Figure 5 shows that λmax of nonpermitted colour found in the J90 jelly sample was 430 nm. Consequently, a nonpermitted colour found in red instant jelly samples J91, J92, J93, J94, J95, J96, and J97 contained similar spectra. In the TLC analysis, these nonpermitted colour spots appeared as yellow in the acidic medium (butan-1-ol : water : glacial acetic acid = 10 : 6:5) and turned to red after two weeks when it is fully dried. These nonpermitted colour spots were not detectable by paper chromatography analysis but appeared in thin layer chromatography analysis.

According to the literature, in acidic solutions, “alizarin” or “1,2-dihydroxy-9,10-anthraquinone” shows an absorption maximum of around 430 nm in methanol [36, 37]. It is a stable organic pigment, mainly used for colouring textile [38]. It is also used as acid-base pH indicator in the chemical analysis [39] which indicates yellow (pH 5.5) to red (pH 6.8) and red (pH 10.1) to purple (pH 12.1) [40, 41]. Therefore, alizarin appears yellow in the acidic medium, red in the neutral medium, and purple in the basic medium [42].

Based on the TLC (Figure 4), spectrophotometric results (Figure 5), and the literature, nonpermitted colour was identified as the textile dye “alizarin” or “1,2-dihydroxy-9,10-anthraquinone.”

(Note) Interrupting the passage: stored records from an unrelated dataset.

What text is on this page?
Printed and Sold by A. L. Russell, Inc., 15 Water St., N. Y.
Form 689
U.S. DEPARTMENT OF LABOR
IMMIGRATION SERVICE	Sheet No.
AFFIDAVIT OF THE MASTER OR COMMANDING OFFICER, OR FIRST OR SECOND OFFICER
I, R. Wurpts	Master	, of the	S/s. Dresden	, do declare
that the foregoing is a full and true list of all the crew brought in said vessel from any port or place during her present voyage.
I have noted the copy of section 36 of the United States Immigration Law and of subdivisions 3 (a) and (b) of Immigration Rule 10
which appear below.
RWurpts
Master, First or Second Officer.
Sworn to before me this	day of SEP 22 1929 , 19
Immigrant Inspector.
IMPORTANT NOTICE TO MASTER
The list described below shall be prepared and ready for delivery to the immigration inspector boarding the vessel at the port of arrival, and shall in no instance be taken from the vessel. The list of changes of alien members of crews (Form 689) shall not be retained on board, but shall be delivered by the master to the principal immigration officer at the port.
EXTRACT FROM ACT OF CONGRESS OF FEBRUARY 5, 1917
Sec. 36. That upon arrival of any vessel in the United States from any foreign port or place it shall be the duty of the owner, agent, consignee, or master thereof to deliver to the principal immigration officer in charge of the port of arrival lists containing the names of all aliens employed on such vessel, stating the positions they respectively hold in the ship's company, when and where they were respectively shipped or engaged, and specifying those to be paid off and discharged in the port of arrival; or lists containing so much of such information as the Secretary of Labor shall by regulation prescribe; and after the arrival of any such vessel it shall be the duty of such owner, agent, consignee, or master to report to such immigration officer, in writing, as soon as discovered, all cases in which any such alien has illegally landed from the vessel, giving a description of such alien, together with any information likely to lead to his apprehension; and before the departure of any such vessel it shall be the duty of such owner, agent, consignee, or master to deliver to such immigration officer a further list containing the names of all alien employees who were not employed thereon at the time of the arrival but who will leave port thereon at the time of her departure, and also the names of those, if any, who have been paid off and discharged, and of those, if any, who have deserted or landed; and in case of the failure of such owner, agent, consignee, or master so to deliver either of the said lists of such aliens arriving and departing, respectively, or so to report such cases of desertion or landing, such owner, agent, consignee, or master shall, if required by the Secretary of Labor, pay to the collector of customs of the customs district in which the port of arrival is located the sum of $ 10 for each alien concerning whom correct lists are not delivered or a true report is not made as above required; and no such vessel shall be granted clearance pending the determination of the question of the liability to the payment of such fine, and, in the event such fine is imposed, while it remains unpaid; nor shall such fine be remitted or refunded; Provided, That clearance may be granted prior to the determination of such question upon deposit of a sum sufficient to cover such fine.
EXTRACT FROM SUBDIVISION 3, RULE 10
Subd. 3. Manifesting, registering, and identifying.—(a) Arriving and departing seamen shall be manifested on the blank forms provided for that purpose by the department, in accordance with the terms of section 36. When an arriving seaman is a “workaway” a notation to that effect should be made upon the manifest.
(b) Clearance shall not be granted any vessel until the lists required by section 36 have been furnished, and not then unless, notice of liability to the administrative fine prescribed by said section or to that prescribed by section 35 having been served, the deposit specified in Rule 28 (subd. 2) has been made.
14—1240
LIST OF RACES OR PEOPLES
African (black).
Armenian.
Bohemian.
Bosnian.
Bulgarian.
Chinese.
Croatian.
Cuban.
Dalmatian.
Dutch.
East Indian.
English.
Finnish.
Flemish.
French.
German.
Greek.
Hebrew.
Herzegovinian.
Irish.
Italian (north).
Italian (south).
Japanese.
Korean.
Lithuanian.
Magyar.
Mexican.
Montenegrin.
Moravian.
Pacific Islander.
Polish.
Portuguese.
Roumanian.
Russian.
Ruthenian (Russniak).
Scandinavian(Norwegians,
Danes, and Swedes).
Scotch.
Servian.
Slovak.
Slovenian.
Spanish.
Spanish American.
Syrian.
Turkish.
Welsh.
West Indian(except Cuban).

Moreover, Figure 6 and Table 3 show 60% of beverages violated label requirement without mentioning the proper colour ingredients in the labels.

4. Conclusions

The study revealed excessive usage of permitted food colours in confectioneries and beverages of retail shops in Jaffna district. Some contained nonpermitted food colours and a textile dye “alizarin.” Some beverage manufacturers violated the label requirement without including proper colour ingredients in the labels. Therefore, it is a dire need to create awareness in the society at different levels about the usage of synthetic food colours and toxic effects and health hazards of nonpermitted colours used in food items. Consequently, a systematic approach must be carried out within the country to establish rules and regulations to prevent malpractice of synthetic food colour adulteration and proper labelling of confectionaries and beverages and to control the permissible level of permitted synthetic colours to assure food safety and quality. This study also highlights the requirement of a governing authority to introduce global regulations on food safety.

Data Availability

The data used to support the findings of this study are available from the corresponding author upon request.

Disclosure

Part of the study was presented in the ICMA Post Graduate conference 2017, Faculty of Graduate Studies, University of Sri Jayewardenepura, Sri Lanka (53).

Conflicts of Interest

The authors declare that they have no conflicts of interest.

Acknowledgments

This study was supported by the Department of Botany and Instrument Center at Faculty of Applied Sciences, University of Sri Jayewardenepura (USJP), Sri Lanka, and Department of Nutrition, Medical Research Institute, Colombo-08, Sri Lanka. The authors would like to acknowledge all PHI (public health inspectors) officers, all MOH (Medical Officers of Health) officers, senior PHI (SPHI) officer, and director of health in Jaffna, Northern Province, Sri Lanka, for their valuable contribution.